O HIDS está localizado no que se convencionou chamar de área periurbana, na transição entre espaços estritamente rurais e áreas urbanas. O Entreterras se aproveita desta característica. A proposta é que o Centro e seus terraços atuem como zona de transição, suavizando a interação entre a matriz urbana dessa e os sistemas de áreas verdes do HIDS. Assim, Mishima propõe vias de fruição pública que atravessam o sistema de áreas verdes produtivas, acompanhando as curvas de nível e formando um passeiocontínuo para os pedestres ao longo da quadra, promovendo uma interação direta com a natureza. “Na escala do projeto, pátios cobertos, terraços com hortas comunitárias, passarelas e varandas garantem a permeabilidade visual das áreas de produção para os usuários do edifício, integrando as atividades internas ao ambiente natural”, complementou.
O Centro teria ainda blocos independentes, com várias entradas e uma praça central. Os diversos blocos foram idealizados para abrigar o processamento, operação e comercialização da produção agrícola e ainda um setor educacional, voltado para a pesquisa, oficinas e intercâmbio entre agricultores e empresas locais. O projeto inclui docas e armazéns para armazenar a produção agrícola, um galpão com equipamentos adequados para o processamento da produção agroalimentar cultivada no HIDS Unicamp, além de espaços cobertos e descobertos para a comercialização desses produtos, por meio de feira ao ar livre ou boxes de vendas de itens variados.
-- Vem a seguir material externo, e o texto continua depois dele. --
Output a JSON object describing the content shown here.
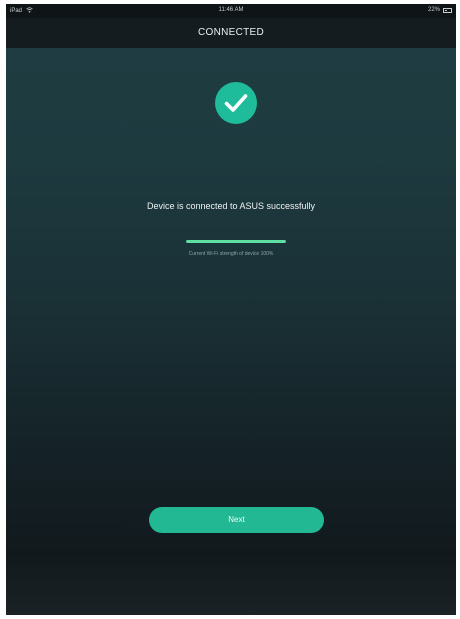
{
  "status_bar": {
    "carrier": "iPad",
    "time": "11:46 AM",
    "battery": "22%"
  },
  "header": {
    "title": "CONNECTED"
  },
  "main": {
    "message": "Device is connected to ASUS successfully",
    "wifi_strength_text": "Current Wi-Fi strength of device 100%",
    "wifi_strength_percent": 100
  },
  "next_button": {
    "label": "Next"
  },
  "colors": {
    "accent": "#1ebc9a",
    "progress": "#5ee0a3",
    "background_top": "#1f3d42",
    "background_bottom": "#12191d"
  },
  "icons": {
    "success": "checkmark-icon",
    "wifi": "wifi-icon",
    "battery": "battery-icon"
  }
}
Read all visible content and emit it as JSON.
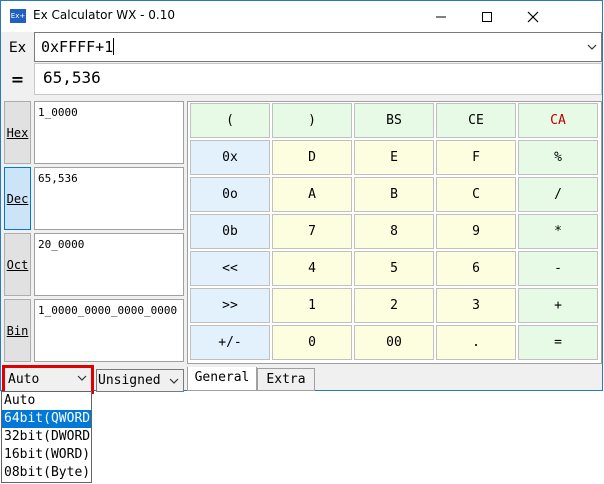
{
  "window": {
    "title": "Ex Calculator WX - 0.10",
    "icon_text": "Ex+"
  },
  "expression": {
    "label": "Ex",
    "value": "0xFFFF+1"
  },
  "result": {
    "label": "=",
    "value": "65,536"
  },
  "radix": [
    {
      "label": "Hex",
      "value": "1_0000",
      "active": false
    },
    {
      "label": "Dec",
      "value": "65,536",
      "active": true
    },
    {
      "label": "Oct",
      "value": "20_0000",
      "active": false
    },
    {
      "label": "Bin",
      "value": "1_0000_0000_0000_0000",
      "active": false
    }
  ],
  "keypad": [
    [
      "(",
      ")",
      "BS",
      "CE",
      "CA"
    ],
    [
      "0x",
      "D",
      "E",
      "F",
      "%"
    ],
    [
      "0o",
      "A",
      "B",
      "C",
      "/"
    ],
    [
      "0b",
      "7",
      "8",
      "9",
      "*"
    ],
    [
      "<<",
      "4",
      "5",
      "6",
      "-"
    ],
    [
      ">>",
      "1",
      "2",
      "3",
      "+"
    ],
    [
      "+/-",
      "0",
      "00",
      ".",
      "="
    ]
  ],
  "bitwidth_select": {
    "value": "Auto"
  },
  "sign_select": {
    "value": "Unsigned"
  },
  "tabs": [
    {
      "label": "General",
      "active": true
    },
    {
      "label": "Extra",
      "active": false
    }
  ],
  "dropdown_options": [
    {
      "label": "Auto",
      "selected": false
    },
    {
      "label": "64bit(QWORD)",
      "selected": true
    },
    {
      "label": "32bit(DWORD)",
      "selected": false
    },
    {
      "label": "16bit(WORD)",
      "selected": false
    },
    {
      "label": "08bit(Byte)",
      "selected": false
    }
  ],
  "colors": {
    "accent": "#0078d7",
    "highlight_border": "#e00000",
    "key_green": "#e6fae6",
    "key_yellow": "#fdfde0",
    "key_blue": "#e3f1fd",
    "ca_text": "#c00000"
  }
}
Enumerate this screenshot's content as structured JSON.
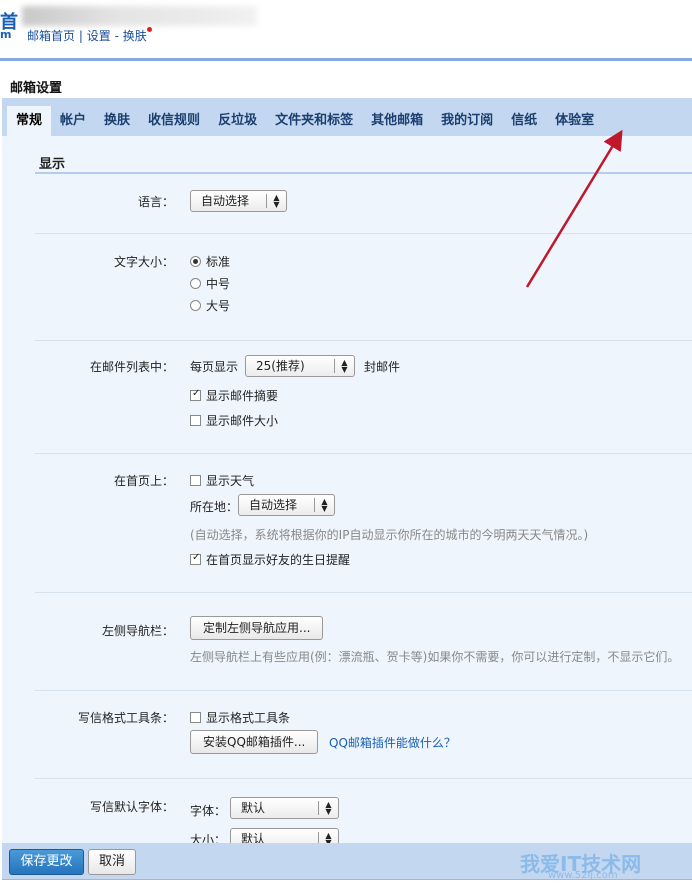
{
  "header": {
    "logo_char": "首",
    "logo_sub": "m",
    "links": [
      "邮箱首页",
      "设置",
      "换肤"
    ],
    "sep1": "|",
    "sep2": "-"
  },
  "page_title": "邮箱设置",
  "tabs": [
    "常规",
    "帐户",
    "换肤",
    "收信规则",
    "反垃圾",
    "文件夹和标签",
    "其他邮箱",
    "我的订阅",
    "信纸",
    "体验室"
  ],
  "section": "显示",
  "language": {
    "label": "语言：",
    "value": "自动选择"
  },
  "font_size": {
    "label": "文字大小：",
    "options": [
      "标准",
      "中号",
      "大号"
    ],
    "selected": 0
  },
  "mail_list": {
    "label": "在邮件列表中：",
    "per_page": "每页显示",
    "per_page_value": "25(推荐)",
    "unit": "封邮件",
    "show_summary": "显示邮件摘要",
    "show_size": "显示邮件大小",
    "summary_checked": true,
    "size_checked": false
  },
  "homepage": {
    "label": "在首页上：",
    "weather": "显示天气",
    "location_label": "所在地：",
    "location_value": "自动选择",
    "hint": "(自动选择，系统将根据你的IP自动显示你所在的城市的今明两天天气情况。)",
    "birthday": "在首页显示好友的生日提醒",
    "weather_checked": false,
    "birthday_checked": true
  },
  "leftnav": {
    "label": "左侧导航栏：",
    "button": "定制左侧导航应用...",
    "hint": "左侧导航栏上有些应用(例：漂流瓶、贺卡等)如果你不需要，你可以进行定制，不显示它们。"
  },
  "toolbar": {
    "label": "写信格式工具条：",
    "show": "显示格式工具条",
    "install": "安装QQ邮箱插件...",
    "link": "QQ邮箱插件能做什么？",
    "checked": false
  },
  "default_font": {
    "label": "写信默认字体：",
    "font_label": "字体：",
    "font_value": "默认",
    "size_label": "大小：",
    "size_value": "默认"
  },
  "footer": {
    "save": "保存更改",
    "cancel": "取消"
  },
  "watermark": {
    "text": "我爱IT技术网",
    "url": "www.52ij.com"
  },
  "colors": {
    "tab_bar": "#c3d8f0",
    "content": "#eff5fc",
    "arrow": "#c0172a"
  }
}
Em seu projeto, a arquiteta também adotou estratégias bioclimáticas, isto é, incorporou algumas soluções que buscam aproveitar condições favoráveis do clima e do local, de modo a gerar conforto interior e minimizar o consumo energético as salas de pesquisa foram posicionadas na fachada sudeste, alinhadas com a direção do vento dominante. No galpão de processamento e no setor de vendas e comércio, foram utilizados climatizadores evaporativos como método de resfriamento evaporativo de forma passiva. Além de proporcionar conforto térmico, essa estratégia prolonga a vida útil dos produtos comercializados como verduras e frutas.
*O projeto Entreterras: Centro de Pesquisas e Desenvolvimento Agroalimentar foi elaborado com parte da disciplina de TFG. Ele não é um projeto formal da equipe de implantação do HIDS Unicamp.